Bir ürün veya hizmet için markayı belirlerken kullanılan en basit yol piyasada tanına markanın benzerini seçmektir. Bu seçim son derece yanlış bir seçimdir. Siz bu seçimle benim ürünüm taklitten öteye geçemez, o yüzden benim ürünümü seçmeyin mesajı veriyorsunuz aslında. Ya da yaptığınız reklam ve pazarlama çalışmasıyla benzemeye çalıştığınız ürünün reklamını yapıyorsunuz. Benim benzetmeye çalıştığım marka zaten pazarın en iyisi diyorsunuz. Taklit edilen marka ise keyifle satış yapmaya devam ediyor. Sizin çalışmalarınız o markaya güç veriyor. Reklam maliyetini azaltıyor. Bu arada bir gün aklınıza geliyor, ben marka tescili yaptırayım diyorsunuz. Marka başvurunuzu yapıyorsunuz. Ya bilinen Türk Patent Kurumu benzerlikten dolayı sizin markanızı bültene bile çıkarmadan reddediyor, ya da yayınlandıysa, benzetmeye çalıştığınız markanın vekili itirazı yapıyor. Sonuçta markanız reddediliyor. Üstelik bu red ile birlikte siz deşifre oluyorsunuz, bilinen markanın avukatları hakkınızda yasal işlemleri başlatıyor. Sizin markanız başarısızlık öyküsü yazarken, bilinen marka pazarda daha da güçlenip para kazanmaya devam ediyor.
Bu yazıyı buraya kadar okuduysanız, siz başarı öyküsü yazmak istiyorsunuz. O zaman bizde bu başarı öykünüze katkıda bulunmak için iyi bir marka seçimi nasıl yapılır, kısaca anlatalım.

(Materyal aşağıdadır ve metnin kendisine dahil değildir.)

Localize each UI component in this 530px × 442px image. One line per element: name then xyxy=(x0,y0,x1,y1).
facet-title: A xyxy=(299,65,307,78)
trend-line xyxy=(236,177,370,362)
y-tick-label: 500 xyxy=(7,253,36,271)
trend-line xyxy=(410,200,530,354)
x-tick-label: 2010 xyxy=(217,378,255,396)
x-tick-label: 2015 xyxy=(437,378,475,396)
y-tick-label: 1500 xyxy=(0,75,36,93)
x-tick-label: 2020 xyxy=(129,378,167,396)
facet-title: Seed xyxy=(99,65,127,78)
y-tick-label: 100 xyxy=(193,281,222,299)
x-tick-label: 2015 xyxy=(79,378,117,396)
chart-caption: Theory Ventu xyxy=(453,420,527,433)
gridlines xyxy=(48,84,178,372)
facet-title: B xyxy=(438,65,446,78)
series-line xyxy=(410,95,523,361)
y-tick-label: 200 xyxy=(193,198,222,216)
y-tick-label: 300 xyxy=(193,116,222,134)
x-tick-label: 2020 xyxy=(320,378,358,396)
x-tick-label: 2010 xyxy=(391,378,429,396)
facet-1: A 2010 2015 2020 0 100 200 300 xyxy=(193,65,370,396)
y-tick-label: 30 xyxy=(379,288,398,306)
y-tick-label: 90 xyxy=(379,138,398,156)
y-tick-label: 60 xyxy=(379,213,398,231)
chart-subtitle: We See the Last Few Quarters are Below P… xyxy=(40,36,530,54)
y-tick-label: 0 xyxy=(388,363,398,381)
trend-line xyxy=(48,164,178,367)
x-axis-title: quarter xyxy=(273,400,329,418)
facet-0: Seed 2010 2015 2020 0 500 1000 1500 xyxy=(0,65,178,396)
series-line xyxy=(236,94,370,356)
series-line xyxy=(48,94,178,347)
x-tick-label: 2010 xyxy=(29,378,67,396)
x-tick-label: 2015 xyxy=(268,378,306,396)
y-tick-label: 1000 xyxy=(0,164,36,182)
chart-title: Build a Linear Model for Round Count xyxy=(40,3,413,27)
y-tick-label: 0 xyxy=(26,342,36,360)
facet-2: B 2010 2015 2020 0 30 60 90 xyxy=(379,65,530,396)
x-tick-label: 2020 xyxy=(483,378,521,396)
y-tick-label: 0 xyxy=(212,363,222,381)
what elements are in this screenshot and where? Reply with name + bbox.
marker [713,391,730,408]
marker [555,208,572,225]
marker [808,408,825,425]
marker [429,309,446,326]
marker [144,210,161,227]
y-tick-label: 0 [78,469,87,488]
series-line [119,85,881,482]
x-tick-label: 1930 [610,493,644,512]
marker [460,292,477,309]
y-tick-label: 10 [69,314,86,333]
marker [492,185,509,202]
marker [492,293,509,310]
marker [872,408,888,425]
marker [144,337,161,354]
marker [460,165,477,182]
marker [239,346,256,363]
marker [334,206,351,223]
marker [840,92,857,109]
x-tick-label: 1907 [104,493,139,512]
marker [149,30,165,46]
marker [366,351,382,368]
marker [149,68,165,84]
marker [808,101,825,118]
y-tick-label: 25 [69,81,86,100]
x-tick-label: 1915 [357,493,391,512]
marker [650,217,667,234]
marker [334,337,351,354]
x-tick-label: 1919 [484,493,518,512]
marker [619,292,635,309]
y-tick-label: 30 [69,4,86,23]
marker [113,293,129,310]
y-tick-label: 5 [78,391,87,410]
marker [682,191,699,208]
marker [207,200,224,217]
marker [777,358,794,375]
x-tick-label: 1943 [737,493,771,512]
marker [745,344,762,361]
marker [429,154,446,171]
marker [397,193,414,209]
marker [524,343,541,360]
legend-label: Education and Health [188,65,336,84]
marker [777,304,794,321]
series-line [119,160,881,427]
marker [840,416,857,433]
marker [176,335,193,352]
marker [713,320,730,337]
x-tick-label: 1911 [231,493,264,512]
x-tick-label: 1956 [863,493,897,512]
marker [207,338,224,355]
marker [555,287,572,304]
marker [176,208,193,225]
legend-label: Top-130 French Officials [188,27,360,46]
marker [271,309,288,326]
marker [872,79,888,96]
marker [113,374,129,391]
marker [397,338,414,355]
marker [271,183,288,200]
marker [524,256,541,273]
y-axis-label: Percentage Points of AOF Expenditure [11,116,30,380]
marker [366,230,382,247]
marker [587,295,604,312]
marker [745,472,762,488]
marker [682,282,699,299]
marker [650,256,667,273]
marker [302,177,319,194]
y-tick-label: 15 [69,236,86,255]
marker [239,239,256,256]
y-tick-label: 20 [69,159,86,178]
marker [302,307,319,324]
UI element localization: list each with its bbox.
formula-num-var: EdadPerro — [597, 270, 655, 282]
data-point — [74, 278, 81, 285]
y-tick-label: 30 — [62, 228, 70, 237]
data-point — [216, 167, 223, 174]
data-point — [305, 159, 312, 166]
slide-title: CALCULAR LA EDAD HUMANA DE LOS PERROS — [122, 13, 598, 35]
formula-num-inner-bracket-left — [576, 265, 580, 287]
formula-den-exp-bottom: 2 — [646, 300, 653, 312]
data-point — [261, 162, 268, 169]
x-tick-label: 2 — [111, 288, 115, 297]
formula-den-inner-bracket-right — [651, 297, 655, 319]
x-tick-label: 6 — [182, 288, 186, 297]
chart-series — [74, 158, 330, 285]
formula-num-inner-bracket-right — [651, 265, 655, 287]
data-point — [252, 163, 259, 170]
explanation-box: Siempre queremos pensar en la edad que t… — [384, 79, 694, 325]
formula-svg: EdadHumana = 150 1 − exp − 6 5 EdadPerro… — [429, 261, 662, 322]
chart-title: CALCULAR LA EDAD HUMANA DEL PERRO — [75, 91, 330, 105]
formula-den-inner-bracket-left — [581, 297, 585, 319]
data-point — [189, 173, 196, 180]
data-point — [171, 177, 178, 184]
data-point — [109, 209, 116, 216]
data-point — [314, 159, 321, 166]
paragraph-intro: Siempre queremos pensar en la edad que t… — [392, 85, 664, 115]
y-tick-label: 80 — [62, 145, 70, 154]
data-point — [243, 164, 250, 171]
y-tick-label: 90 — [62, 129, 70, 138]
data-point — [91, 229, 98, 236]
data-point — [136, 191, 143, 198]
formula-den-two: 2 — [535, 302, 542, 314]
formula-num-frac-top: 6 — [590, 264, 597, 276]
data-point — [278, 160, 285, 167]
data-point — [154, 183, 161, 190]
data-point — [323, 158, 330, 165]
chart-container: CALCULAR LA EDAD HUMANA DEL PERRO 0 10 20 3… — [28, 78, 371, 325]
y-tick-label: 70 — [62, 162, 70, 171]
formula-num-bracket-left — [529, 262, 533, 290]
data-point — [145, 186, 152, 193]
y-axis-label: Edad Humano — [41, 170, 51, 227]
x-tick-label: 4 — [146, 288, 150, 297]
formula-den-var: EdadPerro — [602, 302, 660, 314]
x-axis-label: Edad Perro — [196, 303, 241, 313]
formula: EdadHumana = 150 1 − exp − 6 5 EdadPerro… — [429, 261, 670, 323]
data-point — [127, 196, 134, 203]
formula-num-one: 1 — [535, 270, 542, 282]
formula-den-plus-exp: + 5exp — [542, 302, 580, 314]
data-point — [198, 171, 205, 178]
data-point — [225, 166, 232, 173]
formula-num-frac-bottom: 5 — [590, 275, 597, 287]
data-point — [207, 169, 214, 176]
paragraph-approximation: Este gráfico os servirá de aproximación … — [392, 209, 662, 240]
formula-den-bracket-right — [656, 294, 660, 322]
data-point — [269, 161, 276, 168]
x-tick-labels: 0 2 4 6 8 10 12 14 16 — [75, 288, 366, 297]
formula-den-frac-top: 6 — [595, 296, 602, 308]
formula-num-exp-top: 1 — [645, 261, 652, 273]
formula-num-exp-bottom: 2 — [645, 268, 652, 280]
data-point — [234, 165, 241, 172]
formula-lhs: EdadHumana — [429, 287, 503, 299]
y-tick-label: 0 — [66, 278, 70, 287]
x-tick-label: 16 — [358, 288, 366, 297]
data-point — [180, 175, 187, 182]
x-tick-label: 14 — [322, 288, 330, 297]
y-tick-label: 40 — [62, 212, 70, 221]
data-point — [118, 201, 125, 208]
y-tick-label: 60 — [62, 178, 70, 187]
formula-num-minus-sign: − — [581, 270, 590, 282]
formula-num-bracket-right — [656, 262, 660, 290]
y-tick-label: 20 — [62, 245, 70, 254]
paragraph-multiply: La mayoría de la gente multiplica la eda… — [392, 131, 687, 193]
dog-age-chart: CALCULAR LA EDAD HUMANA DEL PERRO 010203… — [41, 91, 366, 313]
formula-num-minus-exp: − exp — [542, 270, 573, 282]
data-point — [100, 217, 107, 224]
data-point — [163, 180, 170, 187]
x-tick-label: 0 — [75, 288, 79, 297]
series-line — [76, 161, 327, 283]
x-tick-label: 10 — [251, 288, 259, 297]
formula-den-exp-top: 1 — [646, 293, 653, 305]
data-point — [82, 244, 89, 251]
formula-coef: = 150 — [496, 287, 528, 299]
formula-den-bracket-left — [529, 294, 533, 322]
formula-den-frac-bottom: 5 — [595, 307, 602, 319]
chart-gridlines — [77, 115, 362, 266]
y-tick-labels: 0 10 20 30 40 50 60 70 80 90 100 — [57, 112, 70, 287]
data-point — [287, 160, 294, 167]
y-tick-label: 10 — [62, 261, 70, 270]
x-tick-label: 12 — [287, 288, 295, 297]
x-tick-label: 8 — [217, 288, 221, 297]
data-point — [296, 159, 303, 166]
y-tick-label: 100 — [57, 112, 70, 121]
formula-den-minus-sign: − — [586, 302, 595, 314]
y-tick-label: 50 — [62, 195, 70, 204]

Öncelikle marka olabileceğini düşündüğünüz isimleri bir kâğıda not edin. Yakın çevrenizden öneriler isteyin. Ürünün hitap edeceği müşteri kesiminden görüş ve öneri alabilirseniz çok daha yüksek bir başarı şansınız olur. Örneğin yeni ürünün markasını siz belirleyin şeklinde yapılacak bir çalışma çok etkili olabilir. Marka olabileceğiniz düşündüğünüz isimlerin anlamını, telaffuzunu, farklı dillerdeki anlamını ve tabi olmazsa olmaz sanal alemde yer alıp alamayacağını araştırın. En önemlisi ise Türk Patent Kurumunda tescili olup olmadığını araştırmak.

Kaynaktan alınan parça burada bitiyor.